Plans Cancelled on Account of Kid!

  • Why does Joshua's death stop the original plans? Even if we assume that Joshua didn't count for it what's to stop Alex's parents from drowning Alex like they were originally going too?
    • I think the idea is that the gods/power/whatever counted Josh as a sacrifice even though it was an accident, since he died the way their sacrifice was supposed to, by drowning. But since they hadn't chosen Josh, it failed; once that happened, the damage was done and even killing Alex wouldn't help anything. Another theory is that Adam and Lily couldn't bear to lose Alex too after Josh died, so they refused to perform their part of the ritual. I don't agree with that one so much, since if killing Alex could fix things you'd think Holloway would have made that her top priority, but she does later say "because of him, our sacrifice was in vain" as if what happened to the town was Adam's fault.
      • ^ This, more or less.
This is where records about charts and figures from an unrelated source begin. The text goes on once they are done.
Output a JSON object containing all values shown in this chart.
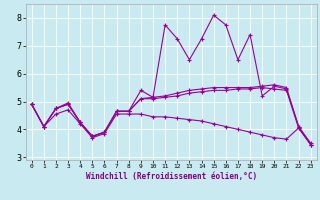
{
  "xlabel": "Windchill (Refroidissement éolien,°C)",
  "x_values": [
    0,
    1,
    2,
    3,
    4,
    5,
    6,
    7,
    8,
    9,
    10,
    11,
    12,
    13,
    14,
    15,
    16,
    17,
    18,
    19,
    20,
    21,
    22,
    23
  ],
  "line_spiky": [
    4.9,
    4.1,
    4.75,
    4.95,
    4.25,
    3.75,
    3.9,
    4.65,
    4.65,
    5.4,
    5.15,
    7.75,
    7.25,
    6.5,
    7.25,
    8.1,
    7.75,
    6.5,
    7.4,
    5.2,
    5.55,
    5.45,
    4.1,
    3.45
  ],
  "line_mid1": [
    4.9,
    4.1,
    4.75,
    4.9,
    4.25,
    3.75,
    3.9,
    4.65,
    4.65,
    5.1,
    5.1,
    5.15,
    5.2,
    5.3,
    5.35,
    5.4,
    5.4,
    5.45,
    5.45,
    5.5,
    5.45,
    5.4,
    4.05,
    3.45
  ],
  "line_mid2": [
    4.9,
    4.1,
    4.75,
    4.9,
    4.25,
    3.75,
    3.9,
    4.65,
    4.65,
    5.1,
    5.15,
    5.2,
    5.3,
    5.4,
    5.45,
    5.5,
    5.5,
    5.5,
    5.5,
    5.55,
    5.6,
    5.5,
    4.1,
    3.5
  ],
  "line_decline": [
    4.9,
    4.1,
    4.55,
    4.7,
    4.2,
    3.7,
    3.85,
    4.55,
    4.55,
    4.55,
    4.45,
    4.45,
    4.4,
    4.35,
    4.3,
    4.2,
    4.1,
    4.0,
    3.9,
    3.8,
    3.7,
    3.65,
    4.05,
    3.45
  ],
  "ylim_min": 2.9,
  "ylim_max": 8.5,
  "yticks": [
    3,
    4,
    5,
    6,
    7,
    8
  ],
  "color": "#990099",
  "bg_color": "#c8eaf0",
  "grid_color": "#ffffff"
}
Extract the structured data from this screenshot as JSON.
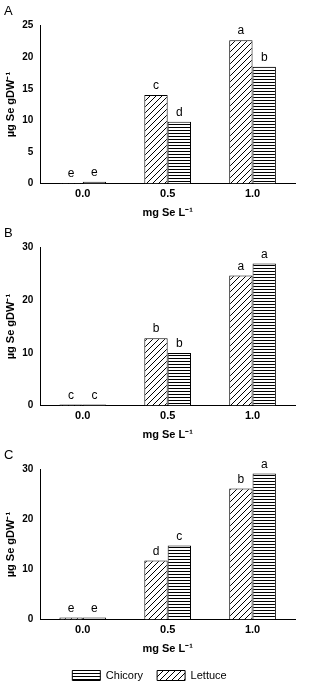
{
  "chart_data": [
    {
      "type": "bar",
      "title": "A",
      "x_label": "mg Se L⁻¹",
      "y_label": "µg Se gDW⁻¹",
      "categories": [
        "0.0",
        "0.5",
        "1.0"
      ],
      "series": [
        {
          "name": "Lettuce",
          "color": "#000000",
          "line_style": "diagonal",
          "values": [
            0.1,
            14.0,
            22.7
          ],
          "letters": [
            "e",
            "c",
            "a"
          ]
        },
        {
          "name": "Chicory",
          "color": "#000000",
          "line_style": "horizontal",
          "values": [
            0.3,
            9.8,
            18.5
          ],
          "letters": [
            "e",
            "d",
            "b"
          ]
        }
      ],
      "ylim": [
        0,
        25
      ],
      "yticks": [
        0,
        5,
        10,
        15,
        20,
        25
      ],
      "grid": false
    },
    {
      "type": "bar",
      "title": "B",
      "x_label": "mg Se L⁻¹",
      "y_label": "µg Se gDW⁻¹",
      "categories": [
        "0.0",
        "0.5",
        "1.0"
      ],
      "series": [
        {
          "name": "Lettuce",
          "color": "#000000",
          "line_style": "diagonal",
          "values": [
            0.2,
            12.8,
            24.7
          ],
          "letters": [
            "c",
            "b",
            "a"
          ]
        },
        {
          "name": "Chicory",
          "color": "#000000",
          "line_style": "horizontal",
          "values": [
            0.2,
            10.0,
            27.0
          ],
          "letters": [
            "c",
            "b",
            "a"
          ]
        }
      ],
      "ylim": [
        0,
        30
      ],
      "yticks": [
        0,
        10,
        20,
        30
      ],
      "grid": false
    },
    {
      "type": "bar",
      "title": "C",
      "x_label": "mg Se L⁻¹",
      "y_label": "µg Se gDW⁻¹",
      "categories": [
        "0.0",
        "0.5",
        "1.0"
      ],
      "series": [
        {
          "name": "Lettuce",
          "color": "#000000",
          "line_style": "diagonal",
          "values": [
            0.4,
            11.8,
            26.2
          ],
          "letters": [
            "e",
            "d",
            "b"
          ]
        },
        {
          "name": "Chicory",
          "color": "#000000",
          "line_style": "horizontal",
          "values": [
            0.4,
            14.8,
            29.2
          ],
          "letters": [
            "e",
            "c",
            "a"
          ]
        }
      ],
      "ylim": [
        0,
        30
      ],
      "yticks": [
        0,
        10,
        20,
        30
      ],
      "grid": false,
      "legend": "bottom"
    }
  ]
}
I think the "because of him" bit was Holloway blaming Adam for screwing up his part of the ritual by letting Josh drown instead of Alex. That Alex was chosen for the sacrifice and then Josh accidentally wound up being sacrificed instead essentially bluescreened the ritual, and cost the town its protection.
    • There really was nothing preventing Adam and Lillian from sacrificing Alex after Joshua's death aside from their grief - they could have gone ahead but instead chose not to. So, yes, it was Adam's fault that Shepherd's Glen is now cursed. This is reflected in the "Heart of Darkness" ("for permitting others to suffer") and "Fallen Star" ("for dereliction of duty") medals in the Medal Puzzle as well as in his letter in the Attic:
      • "I have failed, and they know it. They blame me. They should. I swore to protect this town, but I can't. The streets decay before our eyes. The curse we always feared has come upon us. Worse yet, The Order has returned, kidnapping and killing with impunity, brainwashing those they take in an effort to rebuild their flock. Whether they want to punish us for the exodus of our forefathers - or simply to breathe new life into the old ways, I don't know. But they've taken our people. The only thing left is to face the source of this evil, to fight it, and pray that some hope can be restored. My sole consolation is that I've finally opened my eyes to the evil in Silent Hill."
    • To clarify, Joshua's death didn't count as a sacrifice for the ritual because he drowned by accident (they didn't "willingly consign [their] child to the water in God's name") and he wasn't the intended sacrifice (the last name on the Shepherd Family sacrificial altar is "Alex Shepherd").